2) Collaborating for patient comfort

Several healthcare leaders recalled the Human Understanding their workforces showed in getting telehealth platforms up and running at the beginning of the COVID-19 pandemic, and how it was necessary for everyone to pitch in to help patients — no matter who oversaw what area.

"Our telehealth team was small but mighty, but they weren't ready for what happened overnight," says Kira Theesfeld, Manager of Strategic Partnerships at Nemours Children's Health. "We [initially] averaged 60 [calls] a day and went to nearly 1,000 a day. That took different members of our teams all coming together to help hold the hand of our patient families and lead them to connect with telehealth providers."
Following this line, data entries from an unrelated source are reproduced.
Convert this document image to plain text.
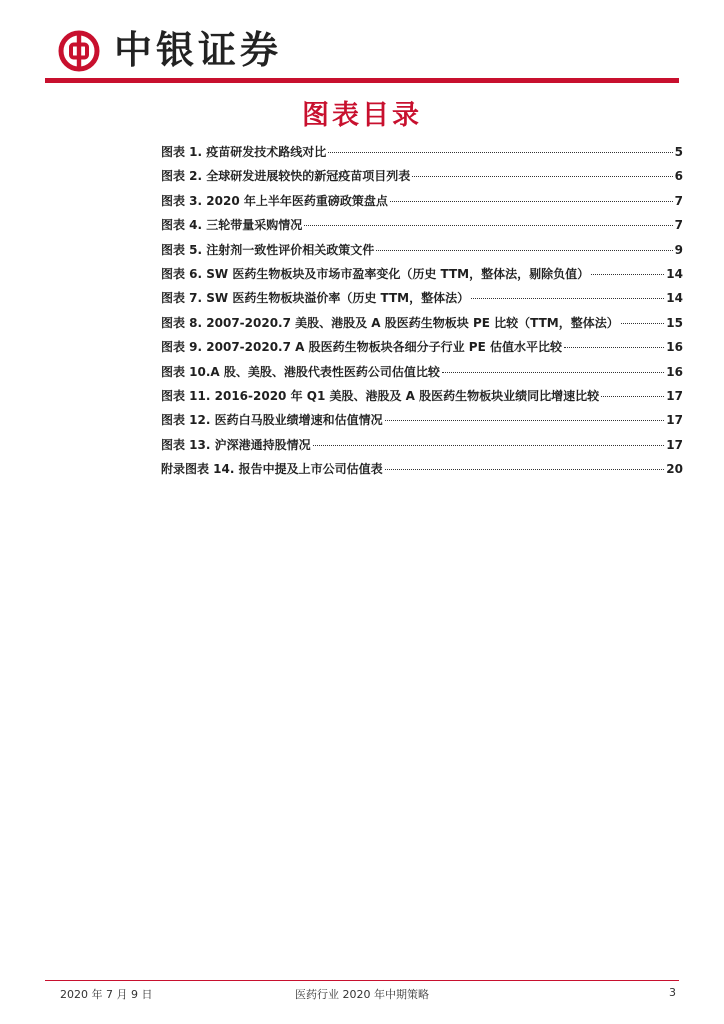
中银证券
图表目录
图表 1. 疫苗研发技术路线对比	5
图表 2. 全球研发进展较快的新冠疫苗项目列表	6
图表 3. 2020 年上半年医药重磅政策盘点	7
图表 4. 三轮带量采购情况	7
图表 5. 注射剂一致性评价相关政策文件	9
图表 6. SW 医药生物板块及市场市盈率变化（历史 TTM，整体法，剔除负值）	14
图表 7. SW 医药生物板块溢价率（历史 TTM，整体法）	14
图表 8. 2007-2020.7 美股、港股及 A 股医药生物板块 PE 比较（TTM，整体法）	15
图表 9. 2007-2020.7 A 股医药生物板块各细分子行业 PE 估值水平比较	16
图表 10.A 股、美股、港股代表性医药公司估值比较	16
图表 11. 2016-2020 年 Q1 美股、港股及 A 股医药生物板块业绩同比增速比较	17
图表 12. 医药白马股业绩增速和估值情况	17
图表 13. 沪深港通持股情况	17
附录图表 14. 报告中提及上市公司估值表	20
2020 年 7 月 9 日	医药行业 2020 年中期策略	3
3) Adopting patient feedback—and listening carefully

Peggy Greco, Ph.D., Medical Director of Patient Experience at Nemours Children's Health, says Human Understanding has pointed out that healthcare systems using patient feedback have a lot of ground to make up in providing equitable care for everyone.

"I think it's tuning in to those humans whom we have typically excluded from the same high-quality, safe care that many have received for decades," she says. "I think many of our recent success stories really focus on decreasing disparities, even for what you might consider tiny matters.

Six Human Understanding Imperatives for Healthcare

Healthcare leaders can model NRC Health's six Human Understanding imperatives to strengthen their commitment to consumers:

1. Drive growth by using patient ratings to amplify why you are the best choice for care

2. Personalize care by understanding what matters most to each patient

3. Build trust by checking in to identify and address questions, readiness and safety risk

4. Exceed expectations by collecting and reporting feedback to spark action

5. Drive loyalty and equity by treating every patient as a unique person

6. Transform services by surfacing needs voiced by the communities you serve

When healthcare organizations lead with Human Understanding by treating each person as unique, they will be more than ready to meet the challenges the future brings.